Are you suggesting that maybe the marker is a different gene linked to the piebald gene by being close to it on the same chromosome? I guess that could explain why some hets have the marker and some don't. In some lines a crossover has broken the link and in others they still go together. It's just that the marker looks so much like the start of pied that I think it actually is the pied gene and not a separate gene.
"I just have a hard time believing this? I think a larger sample size is needed before this can hold true. It seems like the numbers are skewed...meaning people are reporting producing pies from poss hets which exhibited the lines, while those who produced pies from poss hets without the 'markers' aren't as vocal."

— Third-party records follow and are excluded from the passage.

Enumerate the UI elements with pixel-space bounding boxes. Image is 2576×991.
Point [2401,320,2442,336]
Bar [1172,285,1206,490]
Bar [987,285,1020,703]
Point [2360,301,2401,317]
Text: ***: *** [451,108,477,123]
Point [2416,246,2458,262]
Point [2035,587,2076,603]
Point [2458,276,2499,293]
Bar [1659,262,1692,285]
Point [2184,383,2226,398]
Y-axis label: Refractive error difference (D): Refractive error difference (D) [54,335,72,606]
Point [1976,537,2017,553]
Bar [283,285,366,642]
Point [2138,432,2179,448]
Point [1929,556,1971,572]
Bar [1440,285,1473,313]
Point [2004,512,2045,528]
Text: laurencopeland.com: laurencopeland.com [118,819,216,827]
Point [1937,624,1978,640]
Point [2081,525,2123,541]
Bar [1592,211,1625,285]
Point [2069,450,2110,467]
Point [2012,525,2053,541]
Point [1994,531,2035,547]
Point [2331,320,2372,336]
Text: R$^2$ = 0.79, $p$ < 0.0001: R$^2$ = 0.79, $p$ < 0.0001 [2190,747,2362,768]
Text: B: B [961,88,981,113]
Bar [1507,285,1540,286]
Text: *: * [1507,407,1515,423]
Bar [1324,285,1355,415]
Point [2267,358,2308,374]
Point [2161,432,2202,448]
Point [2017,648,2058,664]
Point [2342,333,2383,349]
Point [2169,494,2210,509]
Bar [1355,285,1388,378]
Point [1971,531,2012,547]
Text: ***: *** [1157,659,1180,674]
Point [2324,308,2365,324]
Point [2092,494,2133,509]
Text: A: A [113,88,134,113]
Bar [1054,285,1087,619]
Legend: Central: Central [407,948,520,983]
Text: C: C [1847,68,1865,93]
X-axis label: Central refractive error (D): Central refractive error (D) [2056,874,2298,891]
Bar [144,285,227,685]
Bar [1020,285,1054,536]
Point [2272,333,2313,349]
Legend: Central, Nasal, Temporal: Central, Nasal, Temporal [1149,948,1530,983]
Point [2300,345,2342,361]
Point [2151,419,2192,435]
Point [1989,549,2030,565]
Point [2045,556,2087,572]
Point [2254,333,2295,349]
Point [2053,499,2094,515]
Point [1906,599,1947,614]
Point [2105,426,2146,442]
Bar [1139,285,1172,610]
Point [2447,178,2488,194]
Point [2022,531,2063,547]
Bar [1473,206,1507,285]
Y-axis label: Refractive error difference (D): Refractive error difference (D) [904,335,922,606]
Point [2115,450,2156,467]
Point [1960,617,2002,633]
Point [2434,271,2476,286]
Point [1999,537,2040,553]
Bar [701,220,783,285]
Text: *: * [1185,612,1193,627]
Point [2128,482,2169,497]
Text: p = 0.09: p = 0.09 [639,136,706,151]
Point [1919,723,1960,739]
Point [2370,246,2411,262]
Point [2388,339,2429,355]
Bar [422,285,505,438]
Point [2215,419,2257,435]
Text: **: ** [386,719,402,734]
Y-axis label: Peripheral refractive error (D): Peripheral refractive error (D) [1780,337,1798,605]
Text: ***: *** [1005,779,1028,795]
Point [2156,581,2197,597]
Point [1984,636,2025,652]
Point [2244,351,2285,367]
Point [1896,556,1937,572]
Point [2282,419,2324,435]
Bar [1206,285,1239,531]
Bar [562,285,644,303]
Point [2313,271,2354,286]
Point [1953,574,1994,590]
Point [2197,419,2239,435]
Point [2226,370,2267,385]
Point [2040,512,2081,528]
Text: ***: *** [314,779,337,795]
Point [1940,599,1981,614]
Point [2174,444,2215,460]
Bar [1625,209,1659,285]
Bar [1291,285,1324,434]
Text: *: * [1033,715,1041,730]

There are certainly people out there with enough experience to settle the question of if there is anything to this particular marker or any other. While we’re waiting for them to chime in we just have to speculate.
"Randy, have you produced any pieds yet from your poss hets? This isn't an antagonistic comment, I am just curious...i honestly hope you do."
Not yet. I can't seem to do a good enough job of feeding to get things to breed as quick as I would like. I have four 25% chance girls that should go this year but none have the marker (actually one might have a little depending on how loosely you define it). Three of them are out of my oldest 50% chance het and he doesn't have the marker. I got a single baby from him and his biggest daughter this year (bad eggs) but she wasn't pied, only a little classic jungle like (due to the stress of the bad clutch I think). All my good marker females are 03's and pretty iffy for breeding this year.
I did breed a 50% chance het male with the marker to a pet store girl that sure seems to have the marker (the marks curve in a little at the start so maybe just some sort of belly ringer thing). It was another dismal clutch (3 slugs, 2 infertile) and neither hatchling was pied but both where markers. I'm going to send her to breed to a markered 100% het pied this year to hopefully get an answer one way or the other on her being a marker identified random het. I think that statistically there should be lots of hets of various types of morphs in the general population; it's just that it is unlikely you will pair two of them up. If there are markers you can increase those odds.